Après vingt-deux mois à la tête du pays, le pouvoir intérimaire fait face à de vives critiques concernant son bilan. Les récents événements survenus au centre-ville, marqués par des pillages et des incendies visant des entreprises et des résidences privées, relancent le débat sur l’échec des autorités à assurer leur mission fondamentale : le rétablissement de la sécurité.
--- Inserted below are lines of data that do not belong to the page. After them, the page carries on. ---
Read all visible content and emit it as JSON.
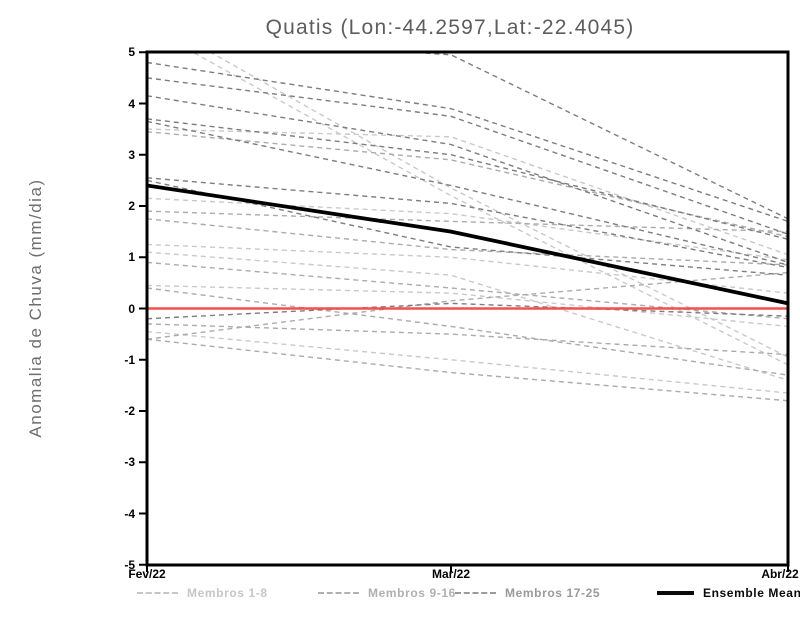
{
  "chart_data": {
    "type": "line",
    "title": "Quatis (Lon:-44.2597,Lat:-22.4045)",
    "ylabel": "Anomalia de Chuva (mm/dia)",
    "xlabel": "",
    "categories": [
      "Fev/22",
      "Mar/22",
      "Abr/22"
    ],
    "ylim": [
      -5,
      5
    ],
    "yticks": [
      5,
      4,
      3,
      2,
      1,
      0,
      -1,
      -2,
      -3,
      -4,
      -5
    ],
    "grid": "off",
    "legend_position": "bottom",
    "zero_line": {
      "value": 0,
      "color": "#f25050"
    },
    "frame_color": "#000000",
    "series_groups": [
      {
        "name": "Membros 1-8",
        "color": "#c9c9c9",
        "style": "dashed",
        "members": [
          [
            5.7,
            2.35,
            -0.95
          ],
          [
            5.5,
            2.2,
            -1.1
          ],
          [
            3.5,
            3.35,
            1.05
          ],
          [
            2.15,
            1.85,
            0.95
          ],
          [
            1.25,
            1.0,
            0.3
          ],
          [
            1.1,
            0.65,
            -1.4
          ],
          [
            0.45,
            0.3,
            -0.35
          ],
          [
            -0.45,
            -1.0,
            -1.65
          ]
        ]
      },
      {
        "name": "Membros 9-16",
        "color": "#ababab",
        "style": "dashed",
        "members": [
          [
            3.45,
            2.9,
            1.4
          ],
          [
            1.9,
            1.7,
            1.5
          ],
          [
            1.75,
            1.15,
            0.85
          ],
          [
            0.9,
            0.4,
            -0.2
          ],
          [
            0.4,
            -0.35,
            -1.3
          ],
          [
            -0.3,
            -0.5,
            -0.9
          ],
          [
            -0.6,
            -1.25,
            -1.8
          ],
          [
            -0.6,
            0.15,
            0.7
          ]
        ]
      },
      {
        "name": "Membros 17-25",
        "color": "#7d7d7d",
        "style": "dashed",
        "members": [
          [
            5.35,
            4.95,
            1.75
          ],
          [
            4.8,
            3.9,
            1.7
          ],
          [
            4.5,
            3.75,
            1.45
          ],
          [
            4.15,
            3.2,
            0.9
          ],
          [
            3.7,
            3.0,
            1.35
          ],
          [
            3.65,
            2.4,
            0.85
          ],
          [
            2.55,
            2.05,
            0.8
          ],
          [
            2.5,
            1.2,
            0.65
          ],
          [
            -0.2,
            0.1,
            -0.15
          ]
        ]
      }
    ],
    "ensemble_mean": {
      "name": "Ensemble Mean",
      "color": "#000000",
      "style": "solid",
      "values": [
        2.4,
        1.5,
        0.1
      ]
    },
    "legend": [
      {
        "label": "Membros 1-8",
        "swatch": "dashed",
        "color": "#c6c6c6"
      },
      {
        "label": "Membros 9-16",
        "swatch": "dashed",
        "color": "#b0b0b0"
      },
      {
        "label": "Membros 17-25",
        "swatch": "dashed",
        "color": "#9a9a9a"
      },
      {
        "label": "Ensemble Mean",
        "swatch": "solid",
        "color": "#0a0a0a"
      }
    ]
  }
}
Les images diffusées cette semaine témoignent d’une situation sécuritaire toujours hors de contrôle, à quelques jours seulement de la fin du mandat des autorités de facto. Pour de nombreux observateurs, ce contexte impose un bilan sans complaisance de la gestion du pays durant cette période transitoire.
Selon plusieurs critiques, la feuille de route initialement annoncée n’a pas été respectée. Des ressources financières importantes, estimées à des milliards de gourdes, auraient été gaspillées sans résultats tangibles, tandis que le pays s’enfonce davantage dans l’instabilité et le chaos.
Face à cette situation, des voix s’élèvent pour qualifier la gouvernance intérimaire de véritable échec et appellent les responsables à tirer les conclusions qui s’imposent. « Ce pouvoir est un fiasco », résument certains analystes, estimant que l’incapacité à restaurer l’ordre et la confiance a profondément fragilisé l’État.